The product is expected to sell in the millions of units in 2012 and is likely to become the dominant Android tablet on the market due to volume and pricing alone.

However, the hardware, software and pricing itself are not where all of the strengths of this product lie. Unlike the NOOKColor, it will sport Amazon's own AppStore for Android, which will have many thousands of applications to choose from, and which gives away a free commercial application every day.

As to be expected of a media consumption device, it will also have an integrated Kindle reader and Kindle store, providing the widest selection of ebooks, subscription newspapers as well as magazines available on any tablet device in its price class.

It will also be supported by Amazon's Cloud Player for streaming MP3 music and will be able to play streaming movies from Amazon Instant Video.

Barnes & Noble appears to be fighting back against the Kindle Fire onslaught by reducing the price of the existing NOOKColor to $199 and by introducing its own rival device to the Kindle Fire, the NOOKTablet, for $249.

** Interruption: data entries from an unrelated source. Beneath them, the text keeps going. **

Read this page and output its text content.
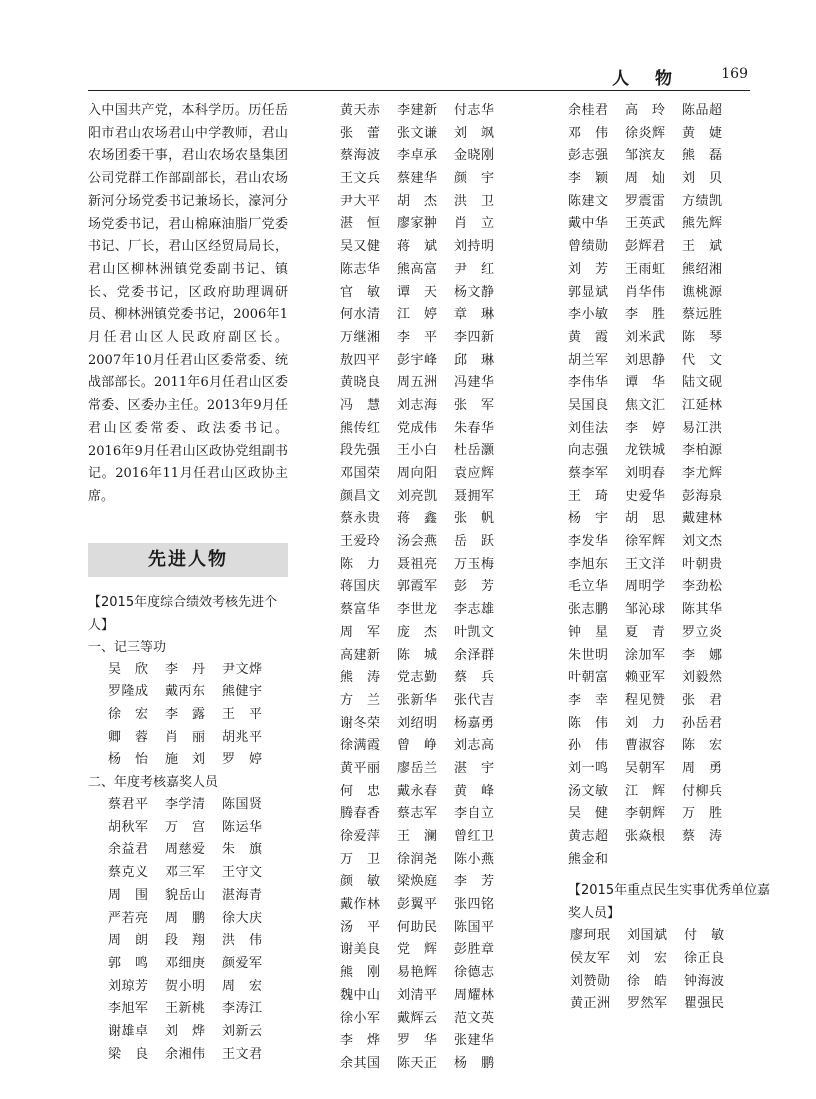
人 物	169
入中国共产党，本科学历。历任岳阳市君山农场君山中学教师，君山农场团委干事，君山农场农垦集团公司党群工作部副部长，君山农场新河分场党委书记兼场长，濠河分场党委书记，君山棉麻油脂厂党委书记、厂长，君山区经贸局局长，君山区柳林洲镇党委副书记、镇长、党委书记，区政府助理调研员、柳林洲镇党委书记，2006年1月任君山区人民政府副区长。2007年10月任君山区委常委、统战部部长。2011年6月任君山区委常委、区委办主任。2013年9月任君山区委常委、政法委书记。2016年9月任君山区政协党组副书记。2016年11月任君山区政协主席。
先进人物
【2015年度综合绩效考核先进个人】
一、记三等功
吴　欣	李　丹	尹文烨
罗隆成	戴丙东	熊健宇
徐　宏	李　露	王　平
卿　蓉	肖　丽	胡兆平
杨　怡	施　刘	罗　婷
二、年度考核嘉奖人员
蔡君平	李学清	陈国贤
胡秋军	万　宫	陈运华
余益君	周慈爱	朱　旗
蔡克义	邓三军	王守文
周　围	貌岳山	湛海青
严若亮	周　鹏	徐大庆
周　朗	段　翔	洪　伟
郭　鸣	邓细庚	颜爱军
刘琼芳	贺小明	周　宏
李旭军	王新桃	李涛江
谢雄卓	刘　烨	刘新云
梁　良	余湘伟	王文君
黄天赤	李建新	付志华
张　蕾	张文谦	刘　飒
蔡海波	李卓承	金晓刚
王文兵	蔡建华	颜　宇
尹大平	胡　杰	洪　卫
湛　恒	廖家翀	肖　立
吴又健	蒋　斌	刘持明
陈志华	熊高富	尹　红
官　敏	谭　天	杨文静
何水清	江　婷	章　琳
万继湘	李　平	李四新
敖四平	彭宇峰	邱　琳
黄晓良	周五洲	冯建华
冯　慧	刘志海	张　军
熊传红	党成伟	朱春华
段先强	王小白	杜岳灏
邓国荣	周向阳	袁应辉
颜昌文	刘亮凯	聂拥军
蔡永贵	蒋　鑫	张　帆
王爱玲	汤会燕	岳　跃
陈　力	聂祖亮	万玉梅
蒋国庆	郭霞军	彭　芳
蔡富华	李世龙	李志雄
周　军	庞　杰	叶凯文
高建新	陈　城	余泽群
熊　涛	党志勤	蔡　兵
方　兰	张新华	张代吉
谢冬荣	刘绍明	杨嘉勇
徐满霞	曾　峥	刘志高
黄平丽	廖岳兰	湛　宇
何　忠	戴永春	黄　峰
腾春香	蔡志军	李自立
徐爱萍	王　澜	曾红卫
万　卫	徐润尧	陈小燕
颜　敏	梁焕庭	李　芳
戴作林	彭翼平	张四铭
汤　平	何助民	陈国平
谢美良	党　辉	彭胜章
熊　刚	易艳辉	徐德志
魏中山	刘清平	周耀林
徐小军	戴辉云	范文英
李　烨	罗　华	张建华
余其国	陈天正	杨　鹏
余桂君	高　玲	陈品超
邓　伟	徐炎辉	黄　婕
彭志强	邹滨友	熊　磊
李　颖	周　灿	刘　贝
陈建文	罗震雷	方绩凯
戴中华	王英武	熊先辉
曾绩勋	彭辉君	王　斌
刘　芳	王雨虹	熊绍湘
郭显斌	肖华伟	谯桃源
李小敏	李　胜	蔡远胜
黄　霞	刘米武	陈　琴
胡兰军	刘思静	代　文
李伟华	谭　华	陆文砚
吴国良	焦文汇	江延林
刘佳法	李　婷	易江洪
向志强	龙铁城	李柏源
蔡李军	刘明春	李尤辉
王　琦	史爱华	彭海泉
杨　宇	胡　思	戴建林
李发华	徐军辉	刘文杰
李旭东	王文洋	叶朝贵
毛立华	周明学	李劲松
张志鹏	邹沁球	陈其华
钟　星	夏　青	罗立炎
朱世明	涂加军	李　娜
叶朝富	赖亚军	刘毅然
李　幸	程见赞	张　君
陈　伟	刘　力	孙岳君
孙　伟	曹淑容	陈　宏
刘一鸣	吴朝军	周　勇
汤文敏	江　辉	付柳兵
吴　健	李朝辉	万　胜
黄志超	张焱根	蔡　涛
熊金和
【2015年重点民生实事优秀单位嘉奖人员】
廖珂珉	刘国斌	付　敏
侯友军	刘　宏	徐正良
刘赞勋	徐　皓	钟海波
黄正洲	罗然军	瞿强民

While the NOOKTablet's hardware specs are similar to the Kindle Fire's -- and in some places exceed it, such as having double the RAM and the ability to use expansion memory cards, as well as having a limited library of HD streaming videos available at launch -- it is going to have a very difficult time matching the same value proposition Amazon offers.

For starters, the NOOKTablet is going to be $50 more than its competitor. It also lacks the cloud and value added services that Amazon offers, such as the Silk browser (which utilizes the horsepower of Amazon's EC2 to improve browsing performance) and the new Prime Kindle Owner Lending Library service that was announced this week.

Right now, the only tangible thing Barnes & Noble seems to offer to consumers that could possibly be considered an advantage over Amazon's offerings is their support of the EPUB format.

Up until recently, it also had the advantage of supporting digital library lending, but that too has now gone the wayside with Amazon's participation in the Overdrive service.

Ultimately, I do not believe that Barnes & Noble can provide the full range of services that Amazon offers today with Kindle, Amazon Video, Cloud Player, Appstore for Android or the continual perks that the company can offer for Prime members, nor does it possess the ability to absorb the up front costs of selling tablet devices at a loss in order to monetize additional services.

To match Kindle Fire in functionality it will need to fill in those gaps by partnering with other companies such as Hulu or even Netflix.

Even so, it will have tremendous difficulty in being able to match overall value and or continue to be profitable with their product in the face of such aggressive competition by Amazon, which doesn't have the additional burden of having to maintain a large retail presence that Barnes & Noble does with its 1700+ stores.

To me, the Kindle Fire represents only one thing to Barnes & Noble's tablet and digital convergence strategy: Apocalypse.